QAMISHLI, Syria (North Press) – Raising prices of medicines and pharmaceutical products twice in 2021 in Syria has caused a problem to those citizens who have low income.

Ali al-Ahmad, 60, is an employee in an institution run by the Autonomous Administration of North and East Syria (AANES) in the city of Qamishli. He went to a pharmacy to ask for the price of a specific medicine he takes for asthma, and when he learnt that it costs 25,000 Syrian pounds (SYP), approximately $7, he decided to buy it later.   

In mid-December, the Syrian government hiked the prices of medicines, for the second time in 2021, by 30%.

The problem of shortage of medicine appear every two or three months in Qamishli. More than 20 types of alternatives for antibiotics are sold in the drug stores, according to pharmacists. 

Apart from the real price of the medicines, which are coming from Syrian government territories, cost of transportation, taxes and bribes paid by truck drivers and companies to government forces are added to the price of medicines, making them more expensive.

Al-Ahmad, who displaced two years ago from the city of Sere Kaniye (Ras al-Ain), said his salary is not enough to sustain his family for just 15 days. 

He earns 300,000 SYP, equivalent to $90, per month.

On October 9, 2019, Turkey and their backed Syrian opposition factions invaded Sere Kaniye and Tel Abyad areas, displacing around 300,000 civilians.

Changing time of prescription 

Al-Ahmed takes his medicines by partition; he no more takes them the same doses recommended by the doctor. He has only one pill every day of the three kinds prescribed by the doctor, and he takes one pill of another type of medicine three times a week instead of taking it on a daily basis.  

Al-Ahmad and his family preferred to rent a house in the neighborhood of Hilaliya in Qamishli instead of living in a camp where IDPs suffer shortage of humanitarian aids.

Another civilian interviewed identified as Rabi’a Khezem, 70, said she was unable to find medicine for diabetes and cardio diseases. “My son managed to get the money to buy medicine for me but they are missing”.

Khezem added she does not trust alternatives the pharmacists recommend. “My relatives often send me drugs from foreign countries and I am forced to take them”.  

The missing of medicines in the city is like a “disaster” for her.

Prices may re-increase  

Tareq Hamandi, a pharmacist in Qamishli told North Press that the Syrian Ministry of Health raised the prices of medicine to avoid closure of pharmaceutical plants, whose manufacturers demanded a rise by 70%.

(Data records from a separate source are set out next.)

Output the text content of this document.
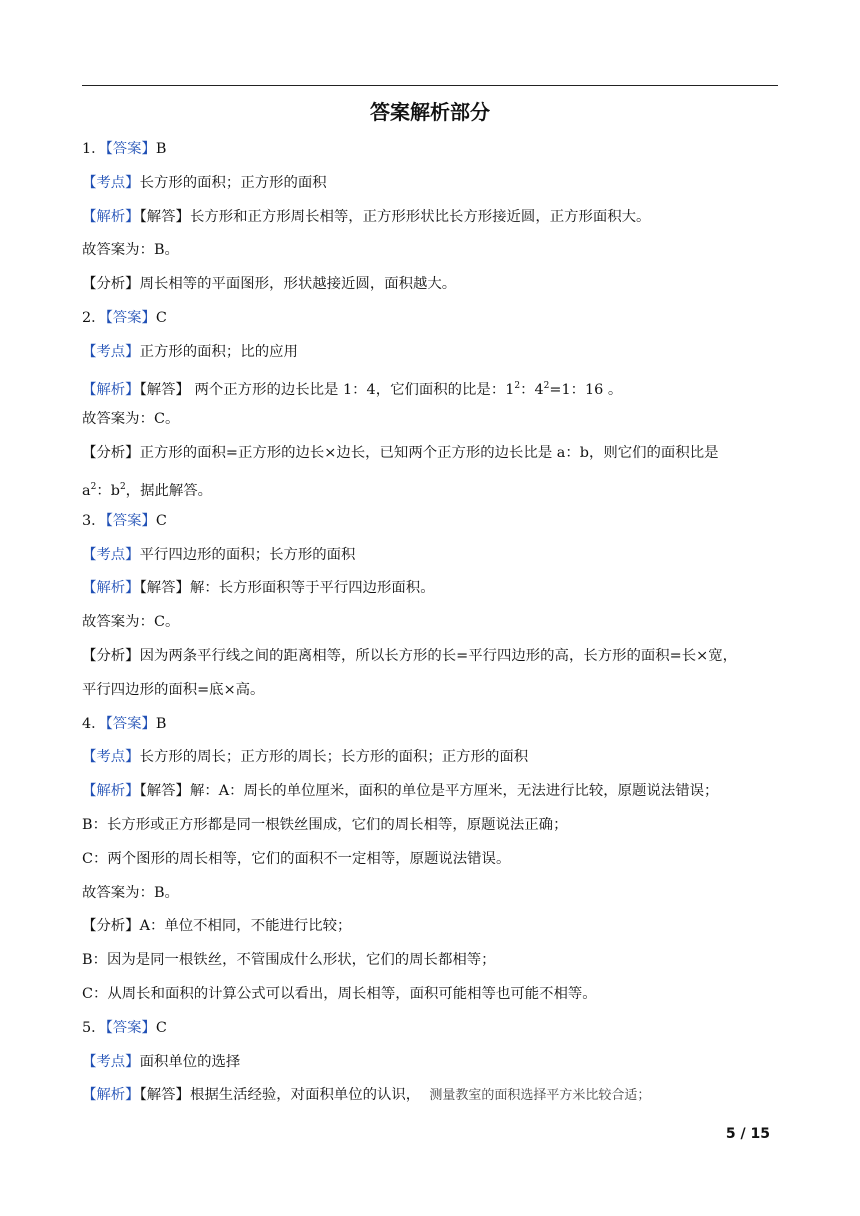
答案解析部分
1．【答案】B
【考点】长方形的面积；正方形的面积
【解析】【解答】长方形和正方形周长相等，正方形形状比长方形接近圆，正方形面积大。
故答案为：B。
【分析】周长相等的平面图形，形状越接近圆，面积越大。
2．【答案】C
【考点】正方形的面积；比的应用
【解析】【解答】 两个正方形的边长比是 1：4，它们面积的比是：$1^2$：$4^2=1$：16 。
故答案为：C。
【分析】正方形的面积=正方形的边长×边长，已知两个正方形的边长比是 a：b，则它们的面积比是
$a^2$：$b^2$，据此解答。
3．【答案】C
【考点】平行四边形的面积；长方形的面积
【解析】【解答】解：长方形面积等于平行四边形面积。
故答案为：C。
【分析】因为两条平行线之间的距离相等，所以长方形的长=平行四边形的高，长方形的面积=长×宽，
平行四边形的面积=底×高。
4．【答案】B
【考点】长方形的周长；正方形的周长；长方形的面积；正方形的面积
【解析】【解答】解：A：周长的单位厘米，面积的单位是平方厘米，无法进行比较，原题说法错误；
B：长方形或正方形都是同一根铁丝围成，它们的周长相等，原题说法正确；
C：两个图形的周长相等，它们的面积不一定相等，原题说法错误。
故答案为：B。
【分析】A：单位不相同，不能进行比较；
B：因为是同一根铁丝，不管围成什么形状，它们的周长都相等；
C：从周长和面积的计算公式可以看出，周长相等，面积可能相等也可能不相等。
5．【答案】C
【考点】面积单位的选择
【解析】【解答】根据生活经验，对面积单位的认识， 测量教室的面积选择平方米比较合适；
5 / 15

“Prices may increase again. This is not the first time nor will be the last,” he said.

Medicines for chronic diseases sometimes are missing because they are taken periodically. Plus the raw materials are also sometimes missing.  

Syria’s pharmaceutical plants in Aleppo, Homs and Damascus governorates import raw materials from global plants abroad.  

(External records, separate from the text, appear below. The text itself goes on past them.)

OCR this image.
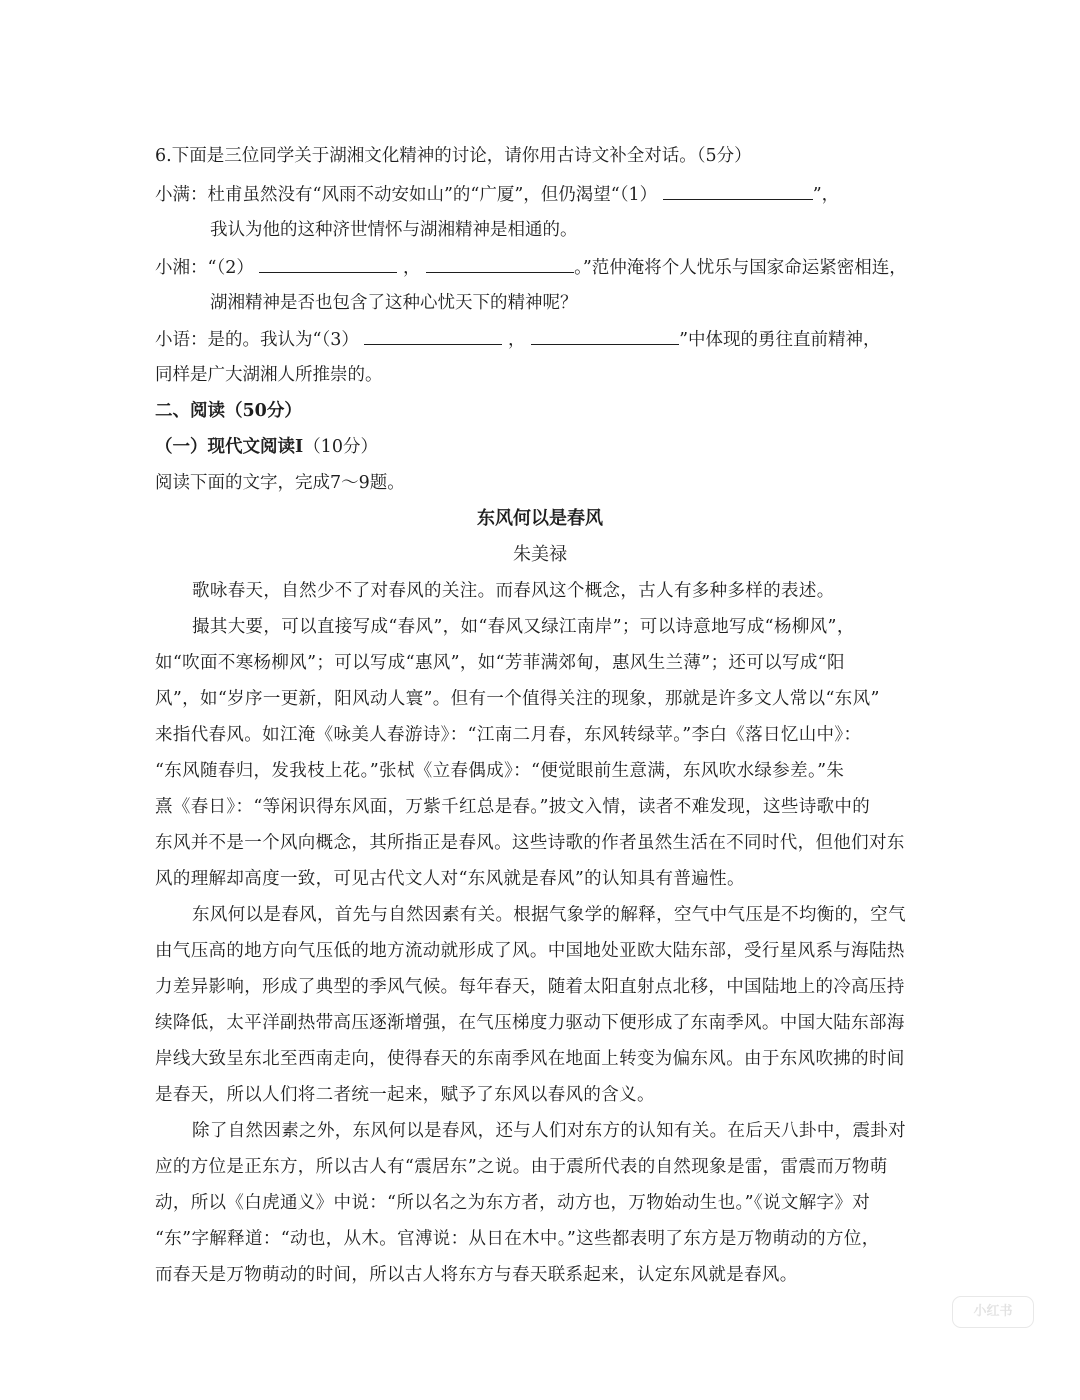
6.下面是三位同学关于湖湘文化精神的讨论，请你用古诗文补全对话。（5分）
小满：杜甫虽然没有“风雨不动安如山”的“广厦”，但仍渴望“（1）	”，
我认为他的这种济世情怀与湖湘精神是相通的。
小湘：“（2）	，	。”范仲淹将个人忧乐与国家命运紧密相连，
湖湘精神是否也包含了这种心忧天下的精神呢？
小语：是的。我认为“（3）	，	”中体现的勇往直前精神，
同样是广大湖湘人所推崇的。
二、阅读（50分）
（一）现代文阅读Ⅰ（10分）
阅读下面的文字，完成7～9题。
东风何以是春风
朱美禄
歌咏春天，自然少不了对春风的关注。而春风这个概念，古人有多种多样的表述。
撮其大要，可以直接写成“春风”，如“春风又绿江南岸”；可以诗意地写成“杨柳风”，
如“吹面不寒杨柳风”；可以写成“惠风”，如“芳菲满郊甸，惠风生兰薄”；还可以写成“阳
风”，如“岁序一更新，阳风动人寰”。但有一个值得关注的现象，那就是许多文人常以“东风”
来指代春风。如江淹《咏美人春游诗》：“江南二月春，东风转绿苹。”李白《落日忆山中》：
“东风随春归，发我枝上花。”张栻《立春偶成》：“便觉眼前生意满，东风吹水绿参差。”朱
熹《春日》：“等闲识得东风面，万紫千红总是春。”披文入情，读者不难发现，这些诗歌中的
东风并不是一个风向概念，其所指正是春风。这些诗歌的作者虽然生活在不同时代，但他们对东
风的理解却高度一致，可见古代文人对“东风就是春风”的认知具有普遍性。
东风何以是春风，首先与自然因素有关。根据气象学的解释，空气中气压是不均衡的，空气
由气压高的地方向气压低的地方流动就形成了风。中国地处亚欧大陆东部，受行星风系与海陆热
力差异影响，形成了典型的季风气候。每年春天，随着太阳直射点北移，中国陆地上的冷高压持
续降低，太平洋副热带高压逐渐增强，在气压梯度力驱动下便形成了东南季风。中国大陆东部海
岸线大致呈东北至西南走向，使得春天的东南季风在地面上转变为偏东风。由于东风吹拂的时间
是春天，所以人们将二者统一起来，赋予了东风以春风的含义。
除了自然因素之外，东风何以是春风，还与人们对东方的认知有关。在后天八卦中，震卦对
应的方位是正东方，所以古人有“震居东”之说。由于震所代表的自然现象是雷，雷震而万物萌
动，所以《白虎通义》中说：“所以名之为东方者，动方也，万物始动生也。”《说文解字》对
“东”字解释道：“动也，从木。官溥说：从日在木中。”这些都表明了东方是万物萌动的方位，
而春天是万物萌动的时间，所以古人将东方与春天联系起来，认定东风就是春风。
小红书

The Syrian plants have faced, for years, challenges to continue their work, most notably the depreciate of the Syrian currency. 

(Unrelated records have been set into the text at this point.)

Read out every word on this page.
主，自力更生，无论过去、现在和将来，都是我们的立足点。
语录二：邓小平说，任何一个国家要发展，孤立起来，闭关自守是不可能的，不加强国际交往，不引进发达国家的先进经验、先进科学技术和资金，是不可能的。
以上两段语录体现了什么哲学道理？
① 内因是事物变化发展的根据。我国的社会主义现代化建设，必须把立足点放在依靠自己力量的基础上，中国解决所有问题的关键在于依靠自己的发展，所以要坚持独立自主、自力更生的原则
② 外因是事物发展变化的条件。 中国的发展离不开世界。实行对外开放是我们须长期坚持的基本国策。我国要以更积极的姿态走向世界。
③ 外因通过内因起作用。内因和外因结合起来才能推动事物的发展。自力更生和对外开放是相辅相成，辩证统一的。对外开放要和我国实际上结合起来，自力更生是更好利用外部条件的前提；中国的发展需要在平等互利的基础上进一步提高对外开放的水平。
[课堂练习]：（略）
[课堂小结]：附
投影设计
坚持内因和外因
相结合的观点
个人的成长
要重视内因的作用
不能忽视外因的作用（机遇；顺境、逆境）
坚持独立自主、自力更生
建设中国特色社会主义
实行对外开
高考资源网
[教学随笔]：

Hozan Sheikhi, owner of Qamishli-based drug warehouses, said wages of transportation and taxes paid to the Fourth Armored Division of the government forces increase the already increased cost of medicine by 80%.

Prices vary from one pharmacy to another given there are about 40 drug warehouses located in Qamishli and all of them get medicines from different plants in the Syrian government-held areas.  

Way of transportation and the cost also vary from time to time, he added.